Sure, the San Francisco Giants have their faults: zero World Series Titles in over 50 years, the most powerless offense in the game and a free agent pitcher who so far has ranked as one of the top free agent disasters in history. But nobody does nostalgia like the team that calls 24 Willie Mays Plaza home. Will Clark is a Giant once again, and if that doesn’t warm your heart you’re either under 18-years-old or your name is Kevin Mitchell (or Jeff Leonard, or most reporters who ventured into the Giants clubhouse in the late 1980’s-early ’90’s.
It always killed me that Clark followed all the other ex-Giants (like Matt Williams, Mike Aldrete and Bob Brenly, among others) and took employment with the Arizona Diamondbacks, a team that didn’t even exist when Clark played in San Francisco. Now he’s a special assistant to the Giants’ front office, which pretty much means he’s collecting a nice paycheck for acting as a face of the franchise, similar to other former greats like Willie McCovey and Willie Mays.
What’s amazing about Clark is throughout my 31 years he has by leaps and bounds given Giants fans the most memorable moments that aren’t tainted by steroid use. I’ll never forget when my seventh grade math teacher postponed class to listen to the end of Game 5 of the 1989 NLCS on the radio, when Clark hit that famous single up the middle to drive in Candy Maldonado and Brett Butler, the single that clinched the first pennant for San Francisco since 1962. Clark went 13-for-20 in that series against the Cubs with 2 homers (both off Greg Maddux in Game 1) and captured a spot in Giants fans’ hearts for eternity.

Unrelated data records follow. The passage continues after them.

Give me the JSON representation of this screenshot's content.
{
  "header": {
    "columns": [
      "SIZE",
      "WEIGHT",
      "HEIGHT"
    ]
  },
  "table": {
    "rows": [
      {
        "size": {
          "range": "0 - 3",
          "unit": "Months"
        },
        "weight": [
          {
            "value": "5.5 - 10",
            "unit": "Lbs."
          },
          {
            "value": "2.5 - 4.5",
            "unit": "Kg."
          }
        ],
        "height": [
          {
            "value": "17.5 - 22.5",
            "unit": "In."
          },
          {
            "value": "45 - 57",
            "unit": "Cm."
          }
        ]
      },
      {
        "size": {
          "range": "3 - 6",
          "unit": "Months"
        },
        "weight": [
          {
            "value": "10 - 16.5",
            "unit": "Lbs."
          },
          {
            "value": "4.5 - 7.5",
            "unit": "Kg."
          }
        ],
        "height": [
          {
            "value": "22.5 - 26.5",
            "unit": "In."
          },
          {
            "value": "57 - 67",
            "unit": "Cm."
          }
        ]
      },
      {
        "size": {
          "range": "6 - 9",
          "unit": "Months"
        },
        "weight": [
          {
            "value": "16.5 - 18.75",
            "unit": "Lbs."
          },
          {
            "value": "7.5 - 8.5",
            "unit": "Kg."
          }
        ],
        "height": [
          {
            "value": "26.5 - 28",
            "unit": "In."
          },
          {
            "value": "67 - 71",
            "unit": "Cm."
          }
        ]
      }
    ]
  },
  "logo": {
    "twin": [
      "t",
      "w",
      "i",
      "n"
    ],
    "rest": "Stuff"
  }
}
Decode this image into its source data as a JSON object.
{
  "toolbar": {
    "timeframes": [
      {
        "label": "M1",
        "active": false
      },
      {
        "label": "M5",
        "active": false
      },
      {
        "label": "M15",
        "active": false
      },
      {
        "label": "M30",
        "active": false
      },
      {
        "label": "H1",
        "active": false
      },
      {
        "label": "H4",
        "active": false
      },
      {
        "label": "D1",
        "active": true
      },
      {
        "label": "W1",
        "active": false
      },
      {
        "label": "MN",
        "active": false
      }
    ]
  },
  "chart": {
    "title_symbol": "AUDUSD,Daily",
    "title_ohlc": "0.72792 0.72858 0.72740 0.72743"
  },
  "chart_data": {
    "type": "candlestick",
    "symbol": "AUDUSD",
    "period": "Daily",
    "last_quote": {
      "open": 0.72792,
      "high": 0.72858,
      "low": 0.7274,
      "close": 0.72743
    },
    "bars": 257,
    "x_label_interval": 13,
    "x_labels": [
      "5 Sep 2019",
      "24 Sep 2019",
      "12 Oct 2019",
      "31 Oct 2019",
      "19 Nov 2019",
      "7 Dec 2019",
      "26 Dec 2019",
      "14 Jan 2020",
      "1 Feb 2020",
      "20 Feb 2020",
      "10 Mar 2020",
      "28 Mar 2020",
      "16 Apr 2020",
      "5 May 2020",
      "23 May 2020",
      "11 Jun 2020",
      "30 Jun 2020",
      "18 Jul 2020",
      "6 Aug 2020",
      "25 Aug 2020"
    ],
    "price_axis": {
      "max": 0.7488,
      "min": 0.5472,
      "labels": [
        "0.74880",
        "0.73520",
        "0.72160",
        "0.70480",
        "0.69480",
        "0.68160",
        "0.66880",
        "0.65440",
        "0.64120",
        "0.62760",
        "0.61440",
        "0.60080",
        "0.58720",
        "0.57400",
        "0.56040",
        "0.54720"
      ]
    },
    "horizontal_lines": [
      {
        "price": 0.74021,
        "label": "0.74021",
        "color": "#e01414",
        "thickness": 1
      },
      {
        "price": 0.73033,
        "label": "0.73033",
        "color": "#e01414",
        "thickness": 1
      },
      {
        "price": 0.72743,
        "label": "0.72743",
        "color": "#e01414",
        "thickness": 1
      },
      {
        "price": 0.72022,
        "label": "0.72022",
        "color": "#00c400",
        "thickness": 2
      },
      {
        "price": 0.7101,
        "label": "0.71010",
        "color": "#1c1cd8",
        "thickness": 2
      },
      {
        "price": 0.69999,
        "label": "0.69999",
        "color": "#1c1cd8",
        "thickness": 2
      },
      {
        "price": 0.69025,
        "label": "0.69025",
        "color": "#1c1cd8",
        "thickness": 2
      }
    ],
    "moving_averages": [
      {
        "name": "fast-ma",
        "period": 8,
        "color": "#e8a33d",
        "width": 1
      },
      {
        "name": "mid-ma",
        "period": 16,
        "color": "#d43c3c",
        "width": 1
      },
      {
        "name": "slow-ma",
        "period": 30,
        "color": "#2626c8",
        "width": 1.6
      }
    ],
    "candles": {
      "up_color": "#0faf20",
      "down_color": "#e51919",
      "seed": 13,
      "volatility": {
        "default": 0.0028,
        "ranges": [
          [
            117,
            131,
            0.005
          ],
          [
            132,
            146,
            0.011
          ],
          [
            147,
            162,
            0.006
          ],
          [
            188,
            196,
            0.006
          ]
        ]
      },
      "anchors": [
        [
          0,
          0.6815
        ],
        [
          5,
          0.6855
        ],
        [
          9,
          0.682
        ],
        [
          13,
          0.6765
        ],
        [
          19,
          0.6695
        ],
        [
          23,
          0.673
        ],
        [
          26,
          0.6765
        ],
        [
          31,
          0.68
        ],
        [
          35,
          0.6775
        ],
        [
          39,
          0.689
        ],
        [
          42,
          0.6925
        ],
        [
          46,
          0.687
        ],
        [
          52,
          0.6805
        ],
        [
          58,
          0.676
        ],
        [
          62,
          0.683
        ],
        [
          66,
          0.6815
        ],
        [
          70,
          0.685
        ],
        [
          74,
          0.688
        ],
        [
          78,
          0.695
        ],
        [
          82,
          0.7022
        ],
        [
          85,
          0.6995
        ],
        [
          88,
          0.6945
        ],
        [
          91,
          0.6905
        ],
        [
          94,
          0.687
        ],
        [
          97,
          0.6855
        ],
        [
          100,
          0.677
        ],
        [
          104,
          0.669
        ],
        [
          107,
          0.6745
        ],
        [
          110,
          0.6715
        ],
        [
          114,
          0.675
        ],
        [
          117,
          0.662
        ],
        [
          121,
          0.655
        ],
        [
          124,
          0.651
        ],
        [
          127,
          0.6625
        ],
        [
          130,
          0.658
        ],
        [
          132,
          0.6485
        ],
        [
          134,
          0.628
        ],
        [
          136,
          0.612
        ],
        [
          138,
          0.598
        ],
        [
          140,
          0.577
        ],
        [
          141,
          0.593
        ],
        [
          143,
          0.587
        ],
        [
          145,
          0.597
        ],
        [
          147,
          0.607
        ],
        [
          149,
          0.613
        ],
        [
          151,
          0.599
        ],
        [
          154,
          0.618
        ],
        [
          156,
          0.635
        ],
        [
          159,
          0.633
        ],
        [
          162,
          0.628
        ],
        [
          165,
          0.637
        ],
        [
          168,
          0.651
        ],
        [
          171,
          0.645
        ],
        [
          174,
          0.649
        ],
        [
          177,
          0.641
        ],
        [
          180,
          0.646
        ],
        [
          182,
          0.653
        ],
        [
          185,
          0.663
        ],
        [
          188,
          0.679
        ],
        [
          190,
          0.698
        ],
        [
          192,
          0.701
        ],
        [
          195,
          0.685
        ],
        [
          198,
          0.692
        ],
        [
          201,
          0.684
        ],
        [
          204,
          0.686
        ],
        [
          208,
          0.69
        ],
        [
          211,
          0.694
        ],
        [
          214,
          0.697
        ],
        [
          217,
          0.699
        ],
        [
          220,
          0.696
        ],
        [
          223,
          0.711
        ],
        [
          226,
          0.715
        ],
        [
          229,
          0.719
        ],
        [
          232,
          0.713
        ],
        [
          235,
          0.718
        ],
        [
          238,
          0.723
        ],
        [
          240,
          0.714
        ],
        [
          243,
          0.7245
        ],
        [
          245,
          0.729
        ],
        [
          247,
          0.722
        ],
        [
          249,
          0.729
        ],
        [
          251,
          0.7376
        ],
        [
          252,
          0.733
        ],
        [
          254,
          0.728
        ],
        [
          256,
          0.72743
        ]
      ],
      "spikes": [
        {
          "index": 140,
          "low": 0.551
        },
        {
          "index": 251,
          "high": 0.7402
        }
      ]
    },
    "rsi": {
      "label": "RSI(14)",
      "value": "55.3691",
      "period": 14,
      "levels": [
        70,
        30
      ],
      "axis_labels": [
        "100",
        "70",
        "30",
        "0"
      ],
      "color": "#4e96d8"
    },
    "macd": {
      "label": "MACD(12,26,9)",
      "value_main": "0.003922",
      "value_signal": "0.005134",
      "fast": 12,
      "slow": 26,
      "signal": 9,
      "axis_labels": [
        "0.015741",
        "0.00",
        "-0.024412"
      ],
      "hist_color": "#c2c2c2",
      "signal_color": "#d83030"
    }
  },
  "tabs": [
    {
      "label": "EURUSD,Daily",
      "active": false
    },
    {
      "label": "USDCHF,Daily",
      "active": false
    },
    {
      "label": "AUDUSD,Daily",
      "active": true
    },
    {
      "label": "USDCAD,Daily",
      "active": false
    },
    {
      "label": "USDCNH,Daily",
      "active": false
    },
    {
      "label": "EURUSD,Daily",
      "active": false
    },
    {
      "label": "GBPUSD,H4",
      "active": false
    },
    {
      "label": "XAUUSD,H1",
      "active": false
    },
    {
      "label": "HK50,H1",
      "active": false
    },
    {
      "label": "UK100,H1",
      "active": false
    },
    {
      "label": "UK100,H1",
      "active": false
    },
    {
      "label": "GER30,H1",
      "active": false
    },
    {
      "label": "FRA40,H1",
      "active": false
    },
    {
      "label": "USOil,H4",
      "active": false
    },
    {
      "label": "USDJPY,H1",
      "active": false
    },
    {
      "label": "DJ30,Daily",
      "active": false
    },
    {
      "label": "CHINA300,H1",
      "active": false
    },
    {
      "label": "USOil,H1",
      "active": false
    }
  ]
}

Perhaps the biggest legacy Clark left was his posters. Back when every one of my friends had posters plastering every square inch of their bedroom walls, The Thrill was king. “Sheer Will,” “The Natural” and “Pacific Sock Exchange” weren’t just marketing slogans, they signified the most beautiful left-handed swing I’ve seen before or since (all apologies to Ken Griffey, Jr.).
The man they called Nuschler (due to his middle name, perhaps the strangest ever given a child) looked like a lock for the Hall of Fame after his play from 1986 through 1991, but his body betrayed him. Actually, he may have betrayed his body with his disdain for weightlifting and a spare tire that grew larger and larger as the years wore on. However, while we all assume Jeff Kent was never on the juice, we KNOW Thrill probably never even took a vitamin during his playing days, let alone Winstrol or HGH. His career statistics (2,176 hits, 1,186 runs, 1,205 RBI’s, 284 homers, .303 avg., .384 ops.) are pretty solid, even though his career arc took Clark from the guy whose Rookie Card everyone had to have to being surpassed in everyone’s eyes by a fraud like Raphael Palmeiro.
Now Clark is back in the orange and black, where he should have been all along. After all, who else would visit Kruk and Kuip on Opening Day a few years back and give Candlestick Park props when everybody else was drooling over Pac Bell Park? Having Nuschler around probably won’t help the Giants improve on last season’s meager home run total of 91 (cringe), but if he can provide even a hint of the swagger he brought to The Stick every day, the Giants will be better for it.
Final, somewhat related note: Has anyone else noticed the Giants have been blessed with the surliest stars of any baseball franchise in recent history? Willie Mays was the best baseball player of all time but couldn’t stand the media (which was why he somehow wasn’t a unanimous first-ballot Hall-of-Famer), as much as Clark was beloved by fans he was hated by reporters, Barry Bonds set the bar for jerk athletes and Bruce Jenkins mentioned yesterday on “The Razor and Mr. T” how he once did a long and complimentary piece on Kent years ago only to be completely ignored by the second baseman the next time they crossed paths. The only team that comes close to the Giants in terms of poor media relations is the Red Sox with Ted Williams, Jim Rice, Roger Clemens and Manny Ramirez (but definitely not Dustin Pedroia). Even for a sport like baseball that’s known for its red-asses, the Giants are the leaders in the clubhouse.